There is currently no way to do that. You would need to write a map job
to pull the data from Content within Segments.
Dennis Kubes
LoneEagle70 wrote:
Do you have any idea how to extract from command line all my html files
stored in the db?
Dennis Kubes-2 wrote:
Pulling out specific information for each site could be done through
HtmlParseFilter implementations. Look at
org.apache.nutch.parse.HtmlParseFilter and its implementations. The
specific fields you extract can be stored in MetaData in ParseData. You
can then access that information in other jobs such as indexer. Hope
this helps.
Dennis Kubes
LoneEagle70 wrote:
I do not want it using the WebApp.
Is there a way to extract all html files from command line in a
directory?
Like displaying stats. I tried the dump but was not what I wanted. I
really
want only html pages so I can take information from them.

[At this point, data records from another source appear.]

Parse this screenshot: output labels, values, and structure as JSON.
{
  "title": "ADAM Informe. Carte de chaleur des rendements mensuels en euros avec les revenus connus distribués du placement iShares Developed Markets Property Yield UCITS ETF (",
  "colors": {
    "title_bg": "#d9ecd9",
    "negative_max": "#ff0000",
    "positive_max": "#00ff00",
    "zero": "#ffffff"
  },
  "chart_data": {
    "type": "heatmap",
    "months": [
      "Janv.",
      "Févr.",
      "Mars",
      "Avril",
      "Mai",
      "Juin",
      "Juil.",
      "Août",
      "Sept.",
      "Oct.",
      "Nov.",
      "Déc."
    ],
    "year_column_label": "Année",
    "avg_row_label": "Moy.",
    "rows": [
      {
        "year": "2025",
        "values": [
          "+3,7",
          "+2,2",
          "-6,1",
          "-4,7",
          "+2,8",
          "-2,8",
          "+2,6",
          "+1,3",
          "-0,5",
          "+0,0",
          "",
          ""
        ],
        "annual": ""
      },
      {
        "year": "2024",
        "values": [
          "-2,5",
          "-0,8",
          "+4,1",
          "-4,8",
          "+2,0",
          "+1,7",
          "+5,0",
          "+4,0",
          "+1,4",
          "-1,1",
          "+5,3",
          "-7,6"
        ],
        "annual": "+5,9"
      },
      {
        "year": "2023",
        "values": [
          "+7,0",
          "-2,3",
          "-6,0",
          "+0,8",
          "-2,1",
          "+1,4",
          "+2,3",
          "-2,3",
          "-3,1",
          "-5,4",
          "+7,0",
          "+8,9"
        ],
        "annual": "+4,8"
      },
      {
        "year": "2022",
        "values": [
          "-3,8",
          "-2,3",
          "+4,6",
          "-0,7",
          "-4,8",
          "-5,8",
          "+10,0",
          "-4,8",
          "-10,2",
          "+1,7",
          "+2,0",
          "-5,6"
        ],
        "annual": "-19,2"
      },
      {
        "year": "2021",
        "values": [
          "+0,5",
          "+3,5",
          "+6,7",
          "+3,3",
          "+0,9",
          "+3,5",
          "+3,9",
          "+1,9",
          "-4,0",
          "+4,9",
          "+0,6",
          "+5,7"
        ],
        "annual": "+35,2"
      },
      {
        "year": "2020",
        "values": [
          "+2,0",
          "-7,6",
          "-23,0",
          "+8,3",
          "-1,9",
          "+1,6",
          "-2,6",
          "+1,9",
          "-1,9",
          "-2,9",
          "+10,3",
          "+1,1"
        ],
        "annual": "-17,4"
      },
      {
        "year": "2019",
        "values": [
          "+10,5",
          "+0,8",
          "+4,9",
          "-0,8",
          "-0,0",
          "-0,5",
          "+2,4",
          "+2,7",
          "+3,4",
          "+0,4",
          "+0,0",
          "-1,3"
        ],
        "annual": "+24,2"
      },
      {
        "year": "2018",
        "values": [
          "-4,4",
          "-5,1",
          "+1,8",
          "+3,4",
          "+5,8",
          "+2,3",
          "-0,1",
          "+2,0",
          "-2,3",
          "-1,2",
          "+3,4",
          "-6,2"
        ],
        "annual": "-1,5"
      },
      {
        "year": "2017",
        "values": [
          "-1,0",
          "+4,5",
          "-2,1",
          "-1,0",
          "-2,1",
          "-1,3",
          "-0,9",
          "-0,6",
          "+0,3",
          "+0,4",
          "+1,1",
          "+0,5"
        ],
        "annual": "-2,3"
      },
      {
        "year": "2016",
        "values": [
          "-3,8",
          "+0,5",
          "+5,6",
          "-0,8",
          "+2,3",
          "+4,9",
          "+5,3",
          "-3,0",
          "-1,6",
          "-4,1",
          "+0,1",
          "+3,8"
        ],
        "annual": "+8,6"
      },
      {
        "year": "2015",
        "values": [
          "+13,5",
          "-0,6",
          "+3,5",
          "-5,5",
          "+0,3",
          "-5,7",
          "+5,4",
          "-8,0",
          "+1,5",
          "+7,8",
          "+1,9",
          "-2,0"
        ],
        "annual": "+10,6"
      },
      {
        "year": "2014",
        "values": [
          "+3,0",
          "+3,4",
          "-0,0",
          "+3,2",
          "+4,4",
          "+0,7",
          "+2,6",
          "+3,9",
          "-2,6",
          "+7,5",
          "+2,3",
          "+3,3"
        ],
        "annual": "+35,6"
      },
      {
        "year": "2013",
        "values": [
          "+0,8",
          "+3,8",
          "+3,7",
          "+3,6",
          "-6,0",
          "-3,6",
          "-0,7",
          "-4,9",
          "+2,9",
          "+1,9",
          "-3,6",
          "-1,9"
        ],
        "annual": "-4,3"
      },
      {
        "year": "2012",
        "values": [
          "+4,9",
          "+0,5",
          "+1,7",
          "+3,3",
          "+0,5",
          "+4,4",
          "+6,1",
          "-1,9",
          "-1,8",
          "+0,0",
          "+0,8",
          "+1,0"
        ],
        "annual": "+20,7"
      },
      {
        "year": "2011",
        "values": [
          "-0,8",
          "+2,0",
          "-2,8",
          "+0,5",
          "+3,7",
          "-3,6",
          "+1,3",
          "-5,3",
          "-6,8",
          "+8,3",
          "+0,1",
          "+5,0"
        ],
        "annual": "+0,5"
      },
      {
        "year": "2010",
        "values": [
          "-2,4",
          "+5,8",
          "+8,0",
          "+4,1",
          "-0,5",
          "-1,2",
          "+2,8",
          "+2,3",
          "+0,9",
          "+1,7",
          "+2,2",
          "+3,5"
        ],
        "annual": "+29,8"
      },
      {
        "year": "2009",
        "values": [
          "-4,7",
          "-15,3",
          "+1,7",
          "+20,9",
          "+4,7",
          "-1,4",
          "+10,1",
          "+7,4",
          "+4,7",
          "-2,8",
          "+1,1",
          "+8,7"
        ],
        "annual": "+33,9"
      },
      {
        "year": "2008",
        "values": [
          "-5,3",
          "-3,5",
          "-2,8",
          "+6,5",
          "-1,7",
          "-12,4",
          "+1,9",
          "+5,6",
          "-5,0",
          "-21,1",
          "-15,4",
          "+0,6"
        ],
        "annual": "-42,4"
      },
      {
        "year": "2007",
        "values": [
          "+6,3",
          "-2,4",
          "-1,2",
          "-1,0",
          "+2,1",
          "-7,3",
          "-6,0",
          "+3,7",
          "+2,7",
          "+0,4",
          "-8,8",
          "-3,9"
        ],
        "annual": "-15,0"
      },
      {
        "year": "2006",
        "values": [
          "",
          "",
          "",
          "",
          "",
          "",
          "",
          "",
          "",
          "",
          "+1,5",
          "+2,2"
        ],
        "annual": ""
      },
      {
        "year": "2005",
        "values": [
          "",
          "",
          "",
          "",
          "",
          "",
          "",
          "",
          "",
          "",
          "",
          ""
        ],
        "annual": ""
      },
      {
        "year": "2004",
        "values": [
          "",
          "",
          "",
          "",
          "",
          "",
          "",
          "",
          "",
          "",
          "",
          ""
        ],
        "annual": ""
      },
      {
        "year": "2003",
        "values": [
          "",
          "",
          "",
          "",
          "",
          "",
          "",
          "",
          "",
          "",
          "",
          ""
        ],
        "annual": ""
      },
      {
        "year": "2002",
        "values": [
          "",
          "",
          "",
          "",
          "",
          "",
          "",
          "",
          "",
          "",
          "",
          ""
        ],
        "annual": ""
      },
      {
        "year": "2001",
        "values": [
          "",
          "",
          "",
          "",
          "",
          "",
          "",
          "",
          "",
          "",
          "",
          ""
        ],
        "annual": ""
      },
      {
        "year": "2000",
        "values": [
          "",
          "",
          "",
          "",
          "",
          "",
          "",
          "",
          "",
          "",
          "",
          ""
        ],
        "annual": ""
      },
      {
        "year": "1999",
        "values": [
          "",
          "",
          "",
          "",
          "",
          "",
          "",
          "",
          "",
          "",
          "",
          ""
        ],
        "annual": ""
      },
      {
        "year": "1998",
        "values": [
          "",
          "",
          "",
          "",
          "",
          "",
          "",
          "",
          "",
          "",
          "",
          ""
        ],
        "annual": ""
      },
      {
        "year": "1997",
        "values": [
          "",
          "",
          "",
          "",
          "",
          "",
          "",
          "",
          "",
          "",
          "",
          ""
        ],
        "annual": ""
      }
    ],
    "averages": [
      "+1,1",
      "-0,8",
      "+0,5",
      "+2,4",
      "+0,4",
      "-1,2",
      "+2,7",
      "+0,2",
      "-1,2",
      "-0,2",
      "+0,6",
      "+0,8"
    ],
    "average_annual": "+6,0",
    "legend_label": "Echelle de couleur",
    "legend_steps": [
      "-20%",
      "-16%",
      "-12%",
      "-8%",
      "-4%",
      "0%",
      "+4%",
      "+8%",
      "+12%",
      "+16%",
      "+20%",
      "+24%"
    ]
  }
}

Here my problem: We are looking for a program that will do Web Crawling
but
must be customized for each site that we need because those pages are
generated based on parameters. Also, we need to extract information
(product, price, manufacturer, ...). So, if you have experience with
Nutch,
you could help me out. Can I customized it through Hooks? What can/can't
I
do?
Thanks for your help! :)
Dennis Kubes-2 wrote:
It depends on what you are trying to do. Content in segments stores the
full content (html, etc.) of each page. The cached.jsp page displays
full content.
Dennis Kubes
LoneEagle70 wrote:
Hi,
I was able to install Nutch 0.9 and crawl a site and use the Web Page
to
do
full text search of my db.
But we need to extract informations from all HTML page.
So, is there a way to extract HTML pages from the db?